Better Than Walking Away starts with some mournful notes from Morse's guitar, and then is taken over by Neal's electric piano and McPherson's soul stylings - this is pop/gospel beauty. As the tune develops, listen closely to the marvelous display of comping and filling in the spaces by the band - they know exactly when to make themselves known and when to back off - it's one thing to know every note in the world, but it's a completely different exercise to be an empathetic accompanist. This is like a master's level course on what to play when a guy is singing.
Big pop returns with Kayla, one of the best adult pop songs that I've heard in ages and ages - worth the price of admission. Yeah, I might say that a lot, but then again, I'm most generally not wrong. Portnoy is perfect, knowing when to push and when to lay back - the guy is a marvel in which to listen. Steve Morse fills in with some great chord inversions that fit the vocals like a tailored suit, and Neal Morse may be the perfect match in voice for which McPherson to harmonize with - listen to the two harmonize just after the first guitar solo, and you'll be well astounded. This is Simon & Garfunkel good.
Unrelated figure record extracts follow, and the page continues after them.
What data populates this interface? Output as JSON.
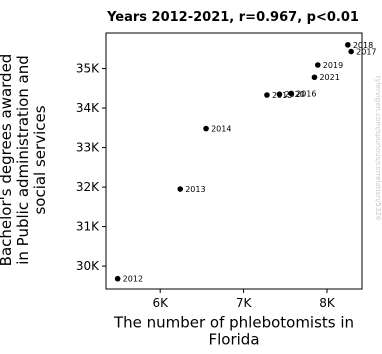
{
  "chart_data": {
    "type": "scatter",
    "title": "Years 2012-2021, r=0.967, p<0.01",
    "xlabel": "The number of phlebotomists in Florida",
    "ylabel": "Bachelor's degrees awarded in Public administration and social services",
    "x_ticks": [
      {
        "value": 6000,
        "label": "6K"
      },
      {
        "value": 7000,
        "label": "7K"
      },
      {
        "value": 8000,
        "label": "8K"
      }
    ],
    "y_ticks": [
      {
        "value": 30000,
        "label": "30K"
      },
      {
        "value": 31000,
        "label": "31K"
      },
      {
        "value": 32000,
        "label": "32K"
      },
      {
        "value": 33000,
        "label": "33K"
      },
      {
        "value": 34000,
        "label": "34K"
      },
      {
        "value": 35000,
        "label": "35K"
      }
    ],
    "xlim": [
      5350,
      8420
    ],
    "ylim": [
      29420,
      35900
    ],
    "grid": false,
    "points": [
      {
        "label": "2012",
        "x": 5490,
        "y": 29680
      },
      {
        "label": "2013",
        "x": 6240,
        "y": 31950
      },
      {
        "label": "2014",
        "x": 6550,
        "y": 33480
      },
      {
        "label": "2015",
        "x": 7280,
        "y": 34330
      },
      {
        "label": "2020",
        "x": 7430,
        "y": 34350
      },
      {
        "label": "2016",
        "x": 7570,
        "y": 34370
      },
      {
        "label": "2021",
        "x": 7850,
        "y": 34780
      },
      {
        "label": "2019",
        "x": 7890,
        "y": 35090
      },
      {
        "label": "2018",
        "x": 8250,
        "y": 35600
      },
      {
        "label": "2017",
        "x": 8290,
        "y": 35430
      }
    ]
  },
  "watermark": "tylervigen.com/spurious/correlation/5326"
}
Portnoy takes the mic for a lead vocal on Fool For My Heart, and while he demurs, he also pulls it off - it's another number off the band's debut, and if I'm not wrong, he proclaims his undying love for his keyboard player in the second verse! McPherson carries a bit of the load on the bridge before Steve takes yet another nice, overdriven solo. He's so lyrical in his playing with this band, every solo has as much melody and passion as the songs themselves.
Dave Larue takes a solo for a Spur of the Moment that leads into a cover of Dream Theater's Repentance, another Portnoy vocal turn. This is more psychedelic than I remembered, and Morse's keyboards shine, making this, along with Larue's heavily effected bass, appropriately Floyd-like. Can it be long before the world sees a Portnoy solo project? Of course, it may be unnecessary, as he seems to already do exactly as he pleases, musically. I'm guessing that Portnoy loses little sleep over his departure from DT these days.
Neal Morse gives a nod to his old outfit, Spock's Beard with a reading of June. Morse is a musical treasure, one of America's greatest, and he's always on point and never off the mark. This track has more than a bit in common with the best work of Graham Nash in CSN. A very pretty respite with some gorgeous group vocals.
All Fall Down is the metallic riff rocker of the set and by far the heaviest tune off the band's self titled debut. Steve Morse tears this apart with fleet fast fingered dalliances up and down the neck, and Portnoy is with him every step of the way. If Steve had been in a band with this much firepower in the nineties, he'd have been riding in jets instead of piloting them. About two and a half minutes into this tune, Larue and Morse take things into the stratosphere with a bit of nuclear powered soloing. Magnificent.
The soundtrack number, Everything Changes is next and it is a cinematic wonder. Majestic as anything, this is one of Flying Colors best moments, and it's even better live than in the studio. Neal Morse's recorder patches are gorgeous under McPherson's singing, and it gets little better than this. It's a great song, being played and sang by a group of musicians who are at the very top of the hill, and all I can say is that I can't see where they take it from here.
The train leaves the station with Infinite Fire the same place they left off with their debut, and that feels just right. If by now they haven't made their case the case was thrown, a frame up, for whether you're a fan of pop music, prog rock, hard rock, or even heavier, there is plenty here for any music lover to sink their teeth into. Flying Colors is one of the most powerful musical machines on the planet as of today, and if I were you, I'd already be ordering this one up in whatever configuration works for you. Music this great deserves to be supported by dollar signs, so get out your wallets and help keep great rock alive, OK?